To compile this component you need to set up a project. You can use the same project you created in 4.2.1. To create a new skeleton component named foo_component use the following command:
Windows
project> bin\project-setup.bat --component=foo_component
Linux
project$ ./bin/project-setup --component=foo_component
Or to copy the already existing sample_component component, use the following command:
Windows
project> bin\project-setup.bat --copy-module=sample-components
Linux
project$ ./bin/project-setup --copy-module=sample-components
Now, go to the [project] directory and run GNU make. By default, this builds all your modules.
Note that this component is dependent on the sample-pci-device class, and you cannot create a sample-pci-card without it.

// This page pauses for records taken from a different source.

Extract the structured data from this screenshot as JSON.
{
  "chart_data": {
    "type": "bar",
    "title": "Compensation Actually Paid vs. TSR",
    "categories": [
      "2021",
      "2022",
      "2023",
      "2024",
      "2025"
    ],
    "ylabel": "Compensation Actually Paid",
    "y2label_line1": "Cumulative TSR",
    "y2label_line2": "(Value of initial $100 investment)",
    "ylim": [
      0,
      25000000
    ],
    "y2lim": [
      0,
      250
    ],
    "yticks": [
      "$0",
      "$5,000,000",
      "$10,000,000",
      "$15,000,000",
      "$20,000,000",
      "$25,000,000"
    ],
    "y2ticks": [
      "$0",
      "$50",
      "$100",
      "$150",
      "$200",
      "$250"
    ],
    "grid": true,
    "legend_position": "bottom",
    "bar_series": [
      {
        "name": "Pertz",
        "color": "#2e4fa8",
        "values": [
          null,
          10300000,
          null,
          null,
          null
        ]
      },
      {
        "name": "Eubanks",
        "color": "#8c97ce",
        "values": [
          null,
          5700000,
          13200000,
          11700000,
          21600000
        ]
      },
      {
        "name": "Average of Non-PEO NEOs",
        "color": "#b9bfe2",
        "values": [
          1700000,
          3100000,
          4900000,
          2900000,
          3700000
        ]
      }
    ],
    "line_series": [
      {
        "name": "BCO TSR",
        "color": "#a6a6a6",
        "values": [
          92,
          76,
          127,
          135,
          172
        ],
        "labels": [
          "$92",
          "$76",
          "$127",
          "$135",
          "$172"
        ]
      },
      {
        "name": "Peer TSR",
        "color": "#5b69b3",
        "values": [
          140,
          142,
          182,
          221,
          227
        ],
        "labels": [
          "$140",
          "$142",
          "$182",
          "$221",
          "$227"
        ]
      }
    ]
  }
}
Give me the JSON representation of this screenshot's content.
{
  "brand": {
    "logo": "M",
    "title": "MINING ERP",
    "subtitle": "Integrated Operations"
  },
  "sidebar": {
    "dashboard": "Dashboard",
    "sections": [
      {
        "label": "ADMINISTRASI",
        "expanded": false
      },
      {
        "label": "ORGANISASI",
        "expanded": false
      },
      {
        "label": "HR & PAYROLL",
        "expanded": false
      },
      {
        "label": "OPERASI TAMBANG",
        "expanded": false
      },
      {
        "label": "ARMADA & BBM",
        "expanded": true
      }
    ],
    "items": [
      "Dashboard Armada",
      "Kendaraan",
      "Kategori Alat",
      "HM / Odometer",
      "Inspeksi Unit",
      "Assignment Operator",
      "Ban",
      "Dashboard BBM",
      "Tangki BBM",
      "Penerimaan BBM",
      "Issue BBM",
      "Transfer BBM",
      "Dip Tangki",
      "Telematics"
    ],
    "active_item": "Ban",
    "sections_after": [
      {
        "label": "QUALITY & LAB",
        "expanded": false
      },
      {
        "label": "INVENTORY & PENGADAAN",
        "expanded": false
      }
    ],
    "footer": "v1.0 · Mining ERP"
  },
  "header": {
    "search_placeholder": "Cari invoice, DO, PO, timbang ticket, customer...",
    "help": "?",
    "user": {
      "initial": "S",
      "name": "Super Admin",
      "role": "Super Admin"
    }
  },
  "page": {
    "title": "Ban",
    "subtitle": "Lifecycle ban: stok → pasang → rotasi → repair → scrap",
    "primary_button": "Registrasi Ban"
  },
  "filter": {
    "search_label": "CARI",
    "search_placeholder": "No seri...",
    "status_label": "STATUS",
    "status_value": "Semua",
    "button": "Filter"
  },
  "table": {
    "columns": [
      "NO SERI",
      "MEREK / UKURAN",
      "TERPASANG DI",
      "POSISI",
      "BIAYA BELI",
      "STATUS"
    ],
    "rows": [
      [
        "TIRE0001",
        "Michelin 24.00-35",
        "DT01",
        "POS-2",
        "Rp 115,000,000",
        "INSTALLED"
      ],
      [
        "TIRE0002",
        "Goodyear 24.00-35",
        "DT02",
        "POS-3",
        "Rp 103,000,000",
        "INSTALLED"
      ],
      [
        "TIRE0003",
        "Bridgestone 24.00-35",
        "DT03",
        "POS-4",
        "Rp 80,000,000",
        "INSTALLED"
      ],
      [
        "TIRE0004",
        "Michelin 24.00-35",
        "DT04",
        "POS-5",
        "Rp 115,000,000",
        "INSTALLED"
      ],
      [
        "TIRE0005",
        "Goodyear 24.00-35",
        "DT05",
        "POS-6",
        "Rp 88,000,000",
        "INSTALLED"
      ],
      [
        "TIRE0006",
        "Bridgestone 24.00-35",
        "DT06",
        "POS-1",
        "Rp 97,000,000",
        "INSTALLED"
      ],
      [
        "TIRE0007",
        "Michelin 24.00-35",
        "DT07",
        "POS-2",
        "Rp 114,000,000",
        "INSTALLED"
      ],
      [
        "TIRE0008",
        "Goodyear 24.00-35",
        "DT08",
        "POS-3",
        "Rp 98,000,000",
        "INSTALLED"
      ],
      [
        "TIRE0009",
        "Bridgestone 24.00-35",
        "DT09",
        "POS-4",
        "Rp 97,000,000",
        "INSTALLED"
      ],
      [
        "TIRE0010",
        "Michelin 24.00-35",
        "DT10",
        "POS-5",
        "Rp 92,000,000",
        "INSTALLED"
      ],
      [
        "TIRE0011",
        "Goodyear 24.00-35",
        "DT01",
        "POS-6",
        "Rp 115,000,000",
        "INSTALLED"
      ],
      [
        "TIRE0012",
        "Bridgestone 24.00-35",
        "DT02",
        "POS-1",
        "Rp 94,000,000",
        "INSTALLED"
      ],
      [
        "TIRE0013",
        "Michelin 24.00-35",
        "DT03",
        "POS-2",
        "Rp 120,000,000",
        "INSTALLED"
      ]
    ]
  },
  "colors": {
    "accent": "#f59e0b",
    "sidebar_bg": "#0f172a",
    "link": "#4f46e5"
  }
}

Now it is time to test the PCI card. The PCI card will be connected to the Firststeps machine. This requires that you have installed the QSP-x86 Package.
Load the configuration:
project$ ./simics targets/qsp-x86/firststeps.simics
Write this on the Simics console after loading the configuration:
simics> load-module sample-components
simics> $card = (create-sample-pci-card integer_attribute = 13)
simics> connect "board.mb.sb.pci_slot[0]" $card.pci_bus
simics> instantiate-components
The create-sample-pci-card command creates a non-instantiated sample-pci-card and connects it to the south bridge on Firststeps machine using the board.mb.sb namespace. The instantiate-components command instantiates the sample-pci-card.
To list all components in this configuration type list-components. You will see that the configuration contains many components:
simics> list-components -v
ethernet_switch0 - ethernet_switch (top: board)
------------------------------------------------------------------
device0 ethernet-link any board.mb.sb:eth_slot
device1 ethernet-link any service_node_cmp0:connector_link0
device2 ethernet-link any <empty>
sample_cmp0 - sample_pci_card (top: board)
------------------------------------------------------------------
pci_bus pci-bus up board.mb.sb:pci_slot[0]
board - chassis_qsp_x86 (top: board)
------------------------------------------------------------------
service_node_cmp0 - service_node_comp (top: none)
-----------------------------------------------------------------
connector_link0 ethernet-link down ethernet_switch0:device1
Each component has an instance name, a component name, and a top-level component pointer. The board object points to itself as it is the top-level component in this configuration. All machines are based on a top-level component. The top-level component is the root of the component hierarchy and is often a motherboard, backplane, or system chassis.
From left to right, the columns show, for each component, the connection name, the connection type, the direction, and the connected component:connection name. The output for the example shows that the sample_cmp0 component is connected to board.mb.sb on board component via the pci_slot[0] connector.
Now it is time to boot the system. Start the simulation and wait to you see login prompt. Now it possible to verify that Linux have found the PCI card. Use the lspci command to list PCI devices:
(none):~# lspci
00:00.0 PIC: Intel Corporation 5520/5500/X58 I/O Hub to ESI Port (rev 13)
00:01.0 PCI bridge: Intel Corporation 5520/5500/X58 I/O Hub PCI Express Root Port 1 (rev 13)
...
07:00.0 Non-VGA unclassified device: Texas Instruments PCI1050
It worked! Linux found our fake Texas Instruments PCI card without any problem.